Bereits zur Jungsteinzeit, dem Neolithikum
(9.500 bis 3.300 v. Chr.), war Niendorf besiedelt –
davon zeugen noch heute zwei Großsteingräber
mit Dolmen in der näheren Umgebung des
Schlosses: Aus der Bronzezeit stammen die Hügelgräber am Dornbusch und im Bastorfer
Holm.
Im ersten Viertel 13. Jahrhunderts begann
die Landnahme durch deutsche Siedler, der Ort
„Nypendorp“ wurde erstmals 1318 erwähnt.
Das Hohen Niendorf wie wir es heute kennen,
war zu Zeiten des Dreißigjährigen Krieges (1618
bis 1648) Herrensitz der Familie von Bülow. 1761
erwarb Oberjägermeister Gottlieb Heinrich von
Brand das Gut. Als er neun Jahre später verstarb,
begann die tragische Geschichte von
Hohen Niendorf: In den nächsten 100 Jahren
wechselte es häufig die Besitzer.
1864 ließ Friedrich
Bobsien auf dem Anwesen ein Herrenhaus
im neogotischen Stil errichten. 1900 kaufte
Landrat Helmuth von Oertzen-Roggow Niendorf
für seine Tochter Eleonore – als Mitgift für
ihre Hochzeit mit dem späteren Grafen Hans
Wichard von Wilamowitz-Möllendorff, der es
1912 in ein Jagdschloss umbaute. 1945 wurde die Familie Wilamowitz-Moellendorf
1945 vertrieben und Umsiedler bewohnten das Jagdschloss.
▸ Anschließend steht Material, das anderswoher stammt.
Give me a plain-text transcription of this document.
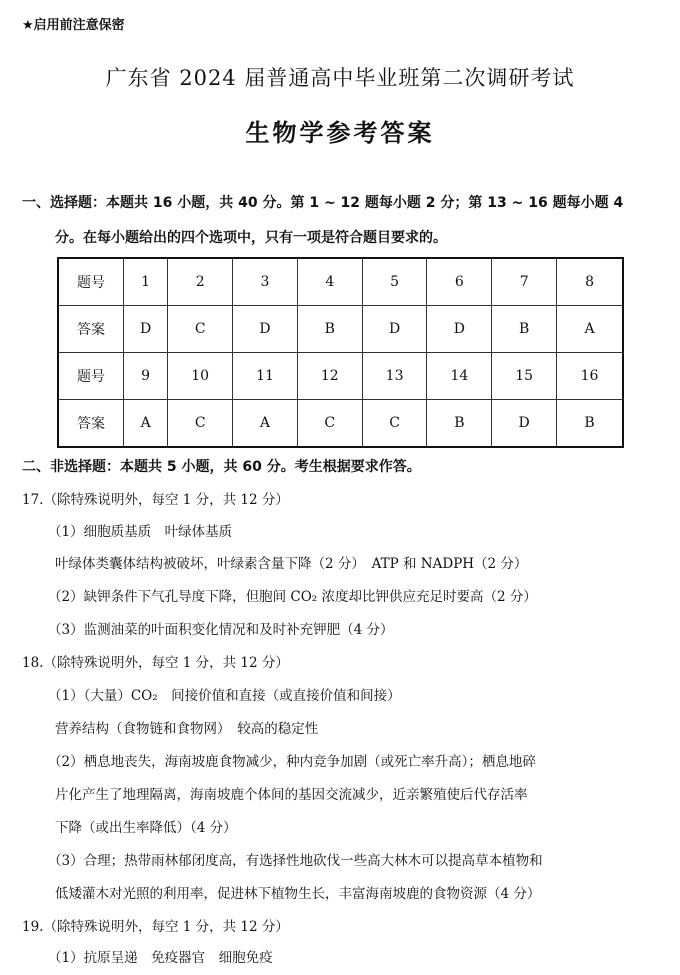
★启用前注意保密
广东省 2024 届普通高中毕业班第二次调研考试
生物学参考答案
一、选择题：本题共 16 小题，共 40 分。第 1 ~ 12 题每小题 2 分；第 13 ~ 16 题每小题 4
分。在每小题给出的四个选项中，只有一项是符合题目要求的。
题号	1	2	3	4	5	6	7	8
答案	D	C	D	B	D	D	B	A
题号	9	10	11	12	13	14	15	16
答案	A	C	A	C	C	B	D	B
二、非选择题：本题共 5 小题，共 60 分。考生根据要求作答。
17.（除特殊说明外，每空 1 分，共 12 分）
（1）细胞质基质　叶绿体基质
叶绿体类囊体结构被破坏，叶绿素含量下降（2 分）　ATP 和 NADPH（2 分）
（2）缺钾条件下气孔导度下降，但胞间 CO₂ 浓度却比钾供应充足时要高（2 分）
（3）监测油菜的叶面积变化情况和及时补充钾肥（4 分）
18.（除特殊说明外，每空 1 分，共 12 分）
（1）（大量）CO₂　间接价值和直接（或直接价值和间接）
营养结构（食物链和食物网）　较高的稳定性
（2）栖息地丧失，海南坡鹿食物减少，种内竞争加剧（或死亡率升高）；栖息地碎
片化产生了地理隔离，海南坡鹿个体间的基因交流减少，近亲繁殖使后代存活率
下降（或出生率降低）（4 分）
（3）合理；热带雨林郁闭度高，有选择性地砍伐一些高大林木可以提高草本植物和
低矮灌木对光照的利用率，促进林下植物生长，丰富海南坡鹿的食物资源（4 分）
19.（除特殊说明外，每空 1 分，共 12 分）
（1）抗原呈递　免疫器官　细胞免疫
Nach dem Ende des Zweiten Weltkriegs änderten
sich wiederum die Besitzverhältnisse: Hohen
Niendorf war das erste Gut der sowjetischen Besatzungszone, das im Zug der Bodenreform aufgesiedelt
wurde: „Junkerland in Bauernhand“
hieß die Parole. In den 1970er Jahren musste es
dann als Bezirksgewerkschaftsschule herhalten. In den Jahren von 1990 bis 2009 verfielen das Jagdschloss und die Parkanlage.
Erst in den Jahren 2009 und 2010 erfolgte eine Sanierung durch den Architekten Nicolaus Wöhlk, Kühlungsborn.